The good news about there being more calories in a gram of fat is that it will help you feel fuller longer. Just as there are healthy and non-healthy carbohydrates (good: vegetables; bad: baked goods), there are healthy and non-healthy fats.
Omega 3 Essential Fatty Acids (EFA)
Perhaps the most touted of the healthy fats are Omega 3 fatty acids. Many products, from eggs to cereals to mayonnaise, market their products as healthy because they contain Omega 3, but fortified Omega 3 products don’t contain the most potent and beneficial compounds. The best sources are cold-water oily fish, such as:
- albacore tuna (pregnant women and children should minimize because of mercury contamination risk)
Why are these fats essential?
EFAs are necessary for peak health because our bodies don’t produce them on our own; we need to acquire it from dietary sources. There are three forms of Omega 3 acids: ALA, EPA and DHA. The cold water fish listed above contain EPA and DHA, which have been proven scientifically to:
- reduce blood pressure and fat in the blood
- lower triglyceride levels (a more important marker for heart disease than cholesterol)
- reduce risk of sudden cardiac death
- inhibit development of coronary heart disease
The American Heart Association recommends those with heart disease to consume at least one gram of Omega 3 EFAs per day. (Preferably in the form of cold water fish or a high-quality EPA/DHA supplement.)
Healthy fats for vegetarians?
Opt for vegetable sources of Omega 3s (the ALA form).
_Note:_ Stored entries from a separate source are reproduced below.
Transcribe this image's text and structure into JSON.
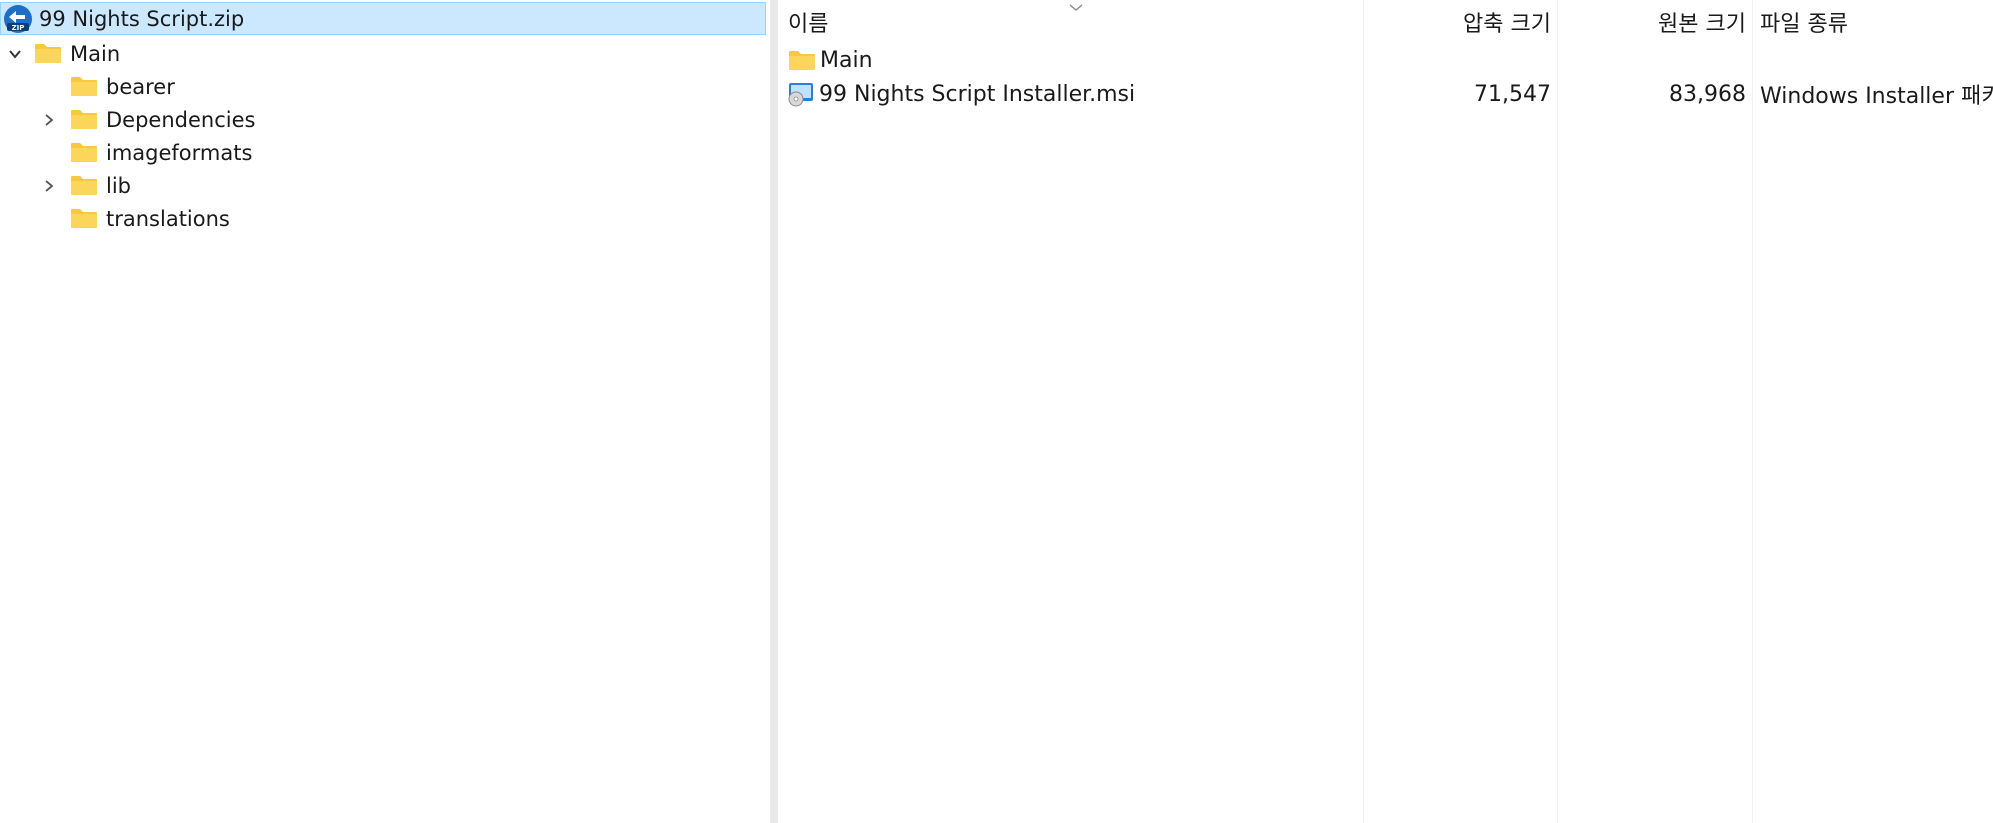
{
  "tree": {
    "root": {
      "label": "99 Nights Script.zip",
      "icon": "zip-archive-icon"
    },
    "main": {
      "label": "Main",
      "expanded": true
    },
    "children": [
      {
        "label": "bearer",
        "has_children": false
      },
      {
        "label": "Dependencies",
        "has_children": true
      },
      {
        "label": "imageformats",
        "has_children": false
      },
      {
        "label": "lib",
        "has_children": true
      },
      {
        "label": "translations",
        "has_children": false
      }
    ]
  },
  "list": {
    "columns": {
      "name": "이름",
      "compressed": "압축 크기",
      "original": "원본 크기",
      "type": "파일 종류"
    },
    "sort": {
      "column": "name",
      "icon": "chevron-down-icon"
    },
    "rows": [
      {
        "name": "Main",
        "icon": "folder-icon",
        "compressed": "",
        "original": "",
        "type": ""
      },
      {
        "name": "99 Nights Script Installer.msi",
        "icon": "msi-installer-icon",
        "compressed": "71,547",
        "original": "83,968",
        "type": "Windows Installer 패키지"
      }
    ]
  },
  "colors": {
    "selection": "#cce8ff",
    "selection_border": "#99d1ff",
    "folder": "#f8c93f",
    "splitter": "#e9e9e9"
  }
}
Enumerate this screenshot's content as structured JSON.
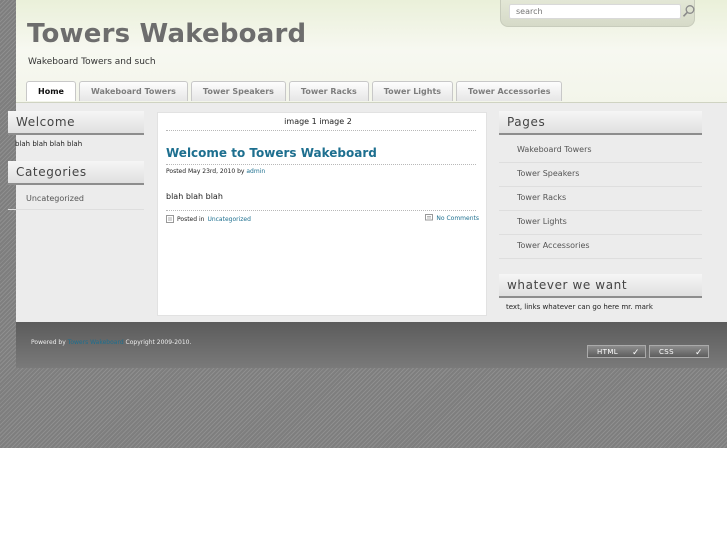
{
  "header": {
    "title": "Towers Wakeboard",
    "description": "Wakeboard Towers and such",
    "search": {
      "placeholder": "search"
    }
  },
  "nav": {
    "tabs": [
      {
        "label": "Home"
      },
      {
        "label": "Wakeboard Towers"
      },
      {
        "label": "Tower Speakers"
      },
      {
        "label": "Tower Racks"
      },
      {
        "label": "Tower Lights"
      },
      {
        "label": "Tower Accessories"
      }
    ]
  },
  "sidebar_left": {
    "welcome": {
      "title": "Welcome",
      "text": "blah blah blah blah"
    },
    "categories": {
      "title": "Categories",
      "items": [
        {
          "label": "Uncategorized"
        }
      ]
    }
  },
  "main": {
    "images_line": "image 1 image 2",
    "post": {
      "title": "Welcome to Towers Wakeboard",
      "meta_prefix": "Posted May 23rd, 2010 by",
      "author": "admin",
      "body": "blah blah blah",
      "posted_in_label": "Posted in",
      "category": "Uncategorized",
      "comments": "No Comments"
    }
  },
  "sidebar_right": {
    "pages": {
      "title": "Pages",
      "items": [
        {
          "label": "Wakeboard Towers"
        },
        {
          "label": "Tower Speakers"
        },
        {
          "label": "Tower Racks"
        },
        {
          "label": "Tower Lights"
        },
        {
          "label": "Tower Accessories"
        }
      ]
    },
    "custom": {
      "title": "whatever we want",
      "text": "text, links whatever can go here mr. mark"
    }
  },
  "footer": {
    "powered_by": "Powered by",
    "site_link": "Towers Wakeboard",
    "copyright": "Copyright 2009-2010.",
    "badges": [
      {
        "label": "HTML"
      },
      {
        "label": "CSS"
      }
    ]
  },
  "colors": {
    "link": "#1d6f8f",
    "title": "#6d6d6d",
    "header_bg": "#eaf0d9"
  }
}
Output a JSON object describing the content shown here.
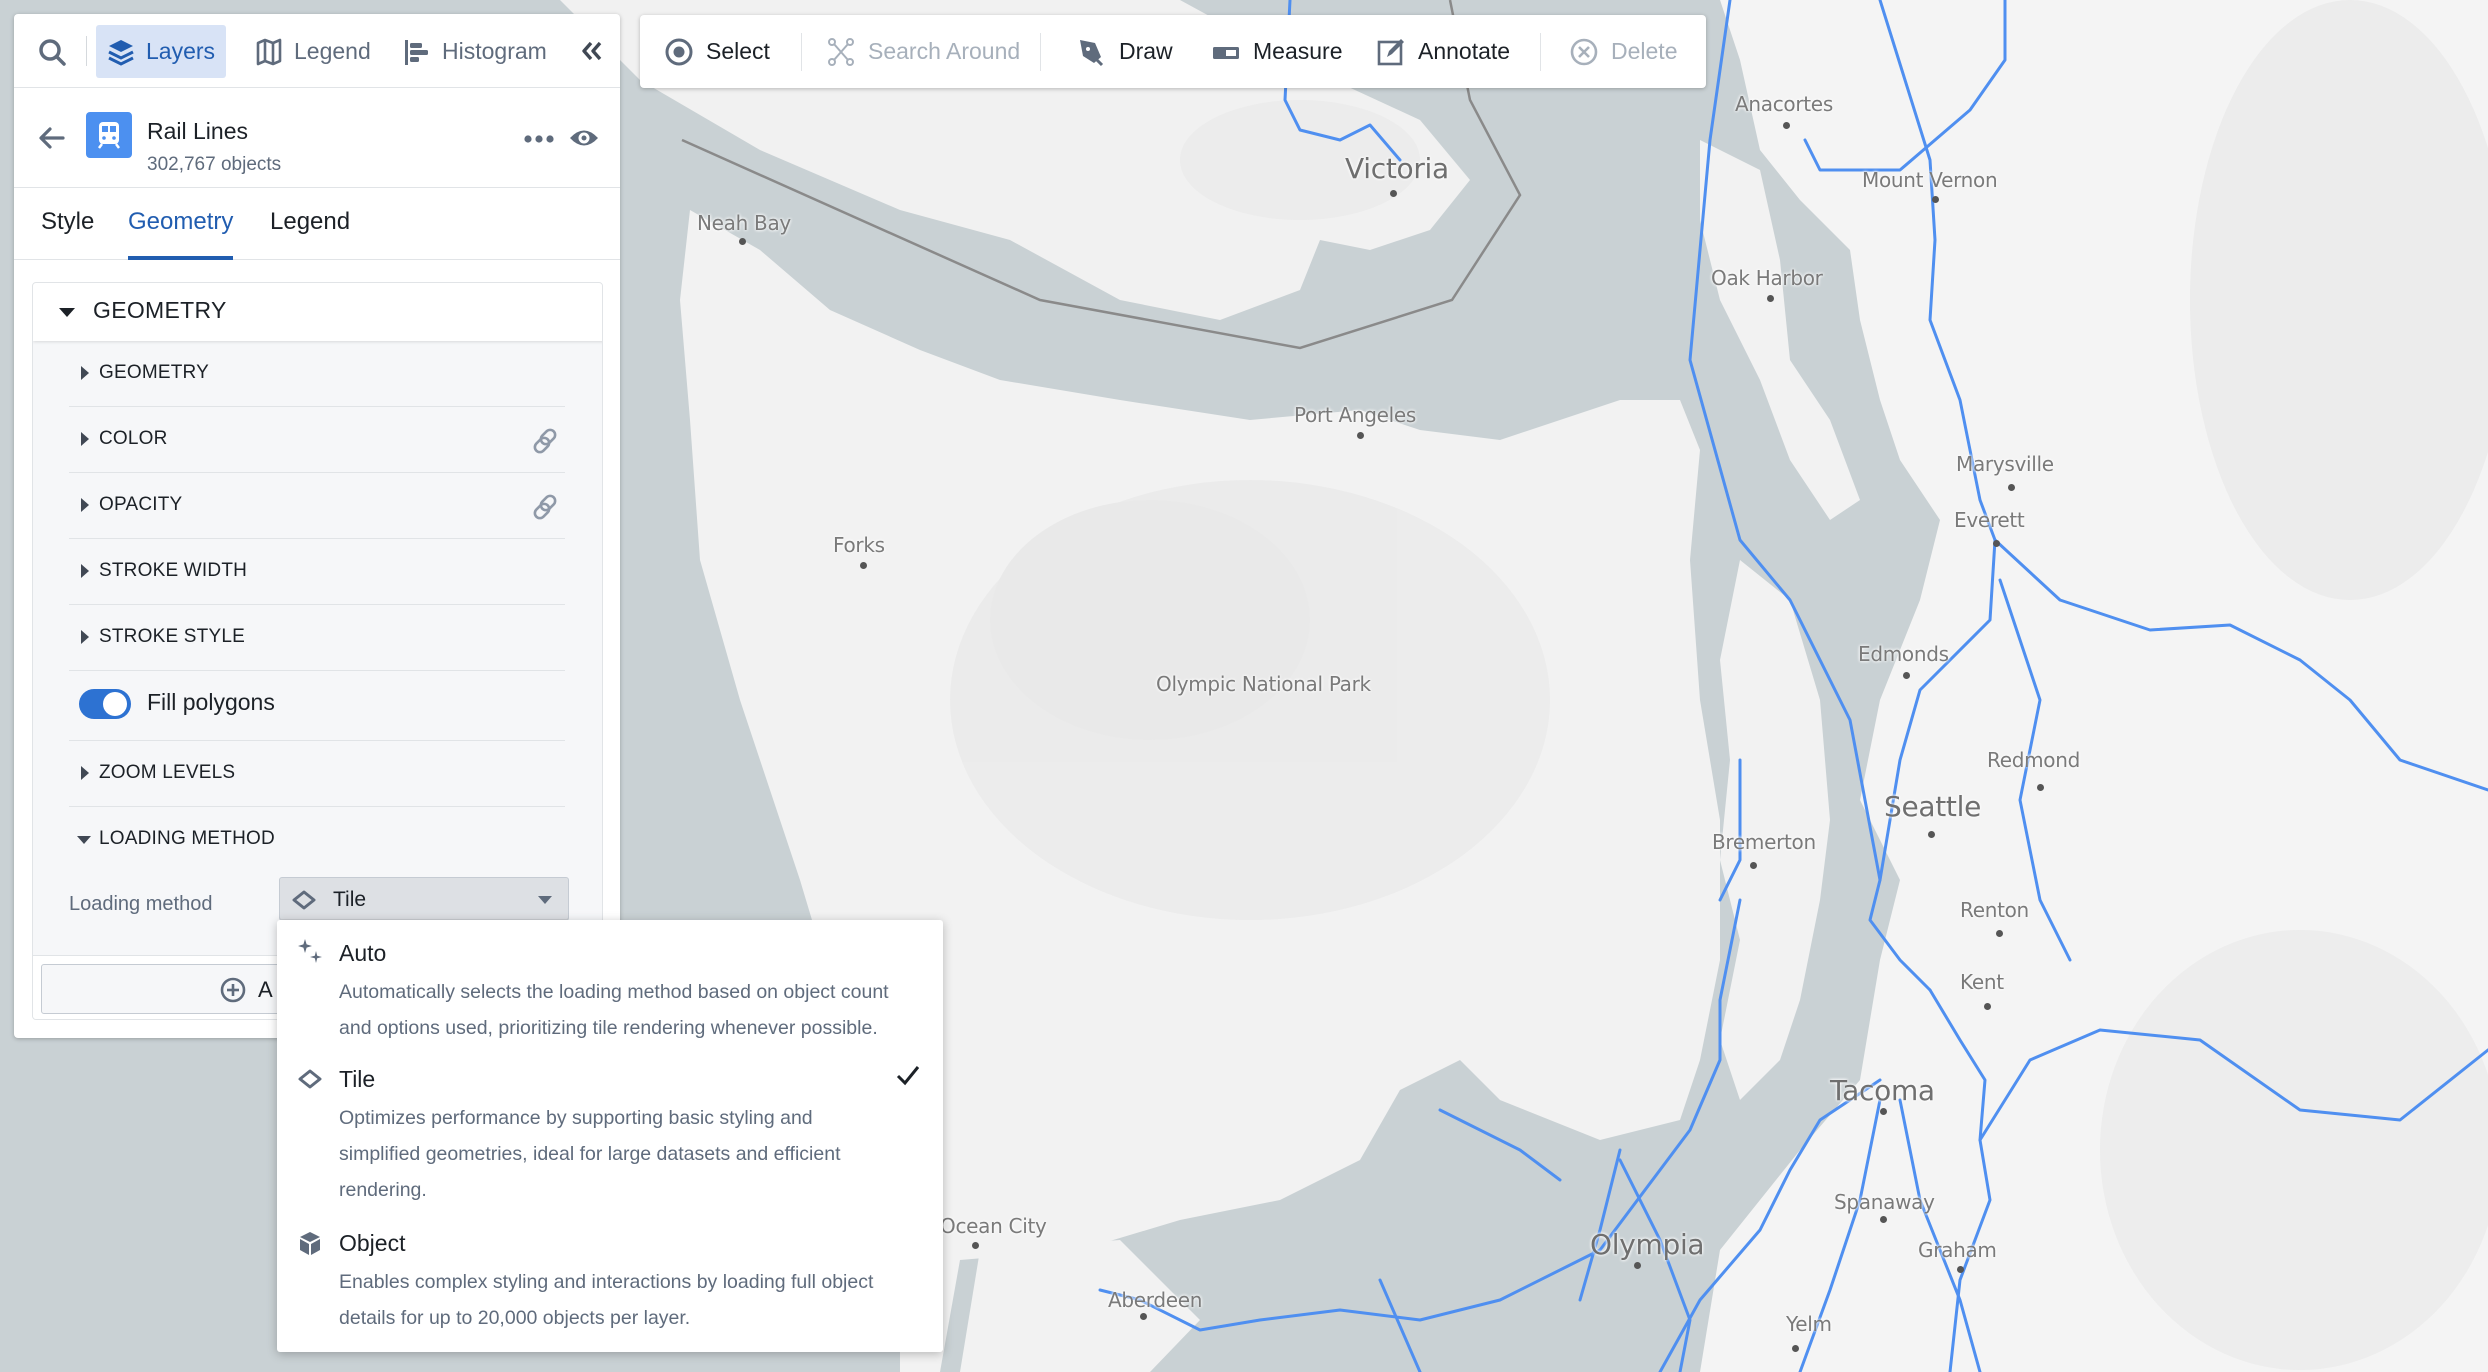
{
  "colors": {
    "accent": "#215db0",
    "layer_icon_bg": "#4c90f0",
    "toggle_on": "#2d72d2",
    "rail_line": "#4f8ff0",
    "water": "#c9d1d4",
    "land": "#f4f4f4",
    "border_line": "#8a8a8a"
  },
  "panel": {
    "nav": {
      "search_icon": "search-icon",
      "items": [
        {
          "label": "Layers",
          "icon": "layers-icon",
          "active": true
        },
        {
          "label": "Legend",
          "icon": "map-icon",
          "active": false
        },
        {
          "label": "Histogram",
          "icon": "histogram-icon",
          "active": false
        }
      ],
      "collapse_icon": "double-chevron-left-icon"
    },
    "layer": {
      "title": "Rail Lines",
      "count": "302,767 objects",
      "icon": "train-icon"
    },
    "tabs": [
      {
        "label": "Style",
        "active": false
      },
      {
        "label": "Geometry",
        "active": true
      },
      {
        "label": "Legend",
        "active": false
      }
    ],
    "section": {
      "title": "GEOMETRY",
      "rows": [
        {
          "label": "GEOMETRY",
          "linked": false
        },
        {
          "label": "COLOR",
          "linked": true
        },
        {
          "label": "OPACITY",
          "linked": true
        },
        {
          "label": "STROKE WIDTH",
          "linked": false
        },
        {
          "label": "STROKE STYLE",
          "linked": false
        }
      ],
      "fill_polygons": {
        "label": "Fill polygons",
        "enabled": true
      },
      "zoom_levels": "ZOOM LEVELS",
      "loading_method_section": "LOADING METHOD",
      "loading_method_field": {
        "label": "Loading method",
        "value": "Tile"
      },
      "add_button_visible_label": "A"
    }
  },
  "toolbar": {
    "items": [
      {
        "label": "Select",
        "icon": "select-target-icon",
        "disabled": false
      },
      {
        "label": "Search Around",
        "icon": "graph-nodes-icon",
        "disabled": true
      },
      {
        "label": "Draw",
        "icon": "pen-icon",
        "disabled": false
      },
      {
        "label": "Measure",
        "icon": "ruler-icon",
        "disabled": false
      },
      {
        "label": "Annotate",
        "icon": "annotate-icon",
        "disabled": false
      },
      {
        "label": "Delete",
        "icon": "delete-circle-icon",
        "disabled": true
      }
    ]
  },
  "loading_menu": {
    "options": [
      {
        "title": "Auto",
        "icon": "sparkle-icon",
        "selected": false,
        "desc": [
          "Automatically selects the loading method based on object count",
          "and options used, prioritizing tile rendering whenever possible."
        ]
      },
      {
        "title": "Tile",
        "icon": "diamond-icon",
        "selected": true,
        "desc": [
          "Optimizes performance by supporting basic styling and",
          "simplified geometries, ideal for large datasets and efficient",
          "rendering."
        ]
      },
      {
        "title": "Object",
        "icon": "cube-icon",
        "selected": false,
        "desc": [
          "Enables complex styling and interactions by loading full object",
          "details for up to 20,000 objects per layer."
        ]
      }
    ]
  },
  "map": {
    "labels": [
      {
        "name": "Victoria",
        "big": true
      },
      {
        "name": "Anacortes"
      },
      {
        "name": "Mount Vernon"
      },
      {
        "name": "Neah Bay"
      },
      {
        "name": "Oak Harbor"
      },
      {
        "name": "Port Angeles"
      },
      {
        "name": "Marysville"
      },
      {
        "name": "Everett"
      },
      {
        "name": "Forks"
      },
      {
        "name": "Edmonds"
      },
      {
        "name": "Olympic National Park"
      },
      {
        "name": "Redmond"
      },
      {
        "name": "Seattle",
        "big": true
      },
      {
        "name": "Bremerton"
      },
      {
        "name": "Renton"
      },
      {
        "name": "Kent"
      },
      {
        "name": "Tacoma",
        "big": true
      },
      {
        "name": "Spanaway"
      },
      {
        "name": "Ocean City"
      },
      {
        "name": "Olympia",
        "big": true
      },
      {
        "name": "Graham"
      },
      {
        "name": "Aberdeen"
      },
      {
        "name": "Yelm"
      }
    ]
  }
}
These include:
- flaxseed oil
- soybean oil
- canola oil
Some researchers argue that ALA is not as beneficial as EPA and DHA, so vegetarians are advised to take Omega 3 EFA supplements.
Saturated fat: avoid like the plague?
Mainstream dietary professionals continue to vilify saturated fat as a major contributor to heart disease.
Some researchers, however, contend that a modest amount of natural sources of saturated fat like butter and dairy and other animal sources offer numerous nutritional benefits. Some even go a step further suggesting that a major culprit for heart disease is not saturated fat, but polyunsaturated vegetable oils turning rancid during the cooking process as well as hydrogenated oils used in processed foods, which are also commonly known as trans fats—the worst type of dietary fat to consume.
A dab of coconut oil or butter are examples of healthy saturated fats, especially for cooking. Saturated fats when exposed to heat do not chemically change easily like vegetable oils. Olive oil, a monounsaturated vegetable oil and a very healthy fat, is the exception to this rule.
Consume at least a little amount of healthy fats at every meal, if you want to enjoy steady energy throughout the day and get optimum nutrition benefits. Opt for Omega 3 cold-water fish sources two-four times per week. Include monounsaturated sources like olive oil, avocados and most nuts. Avoid cooking with polyunsaturated fats like soybean and safflower and corn oil. Saturated fat is ok in moderation as long as it’s from a natural source and hasn’t been overcooked.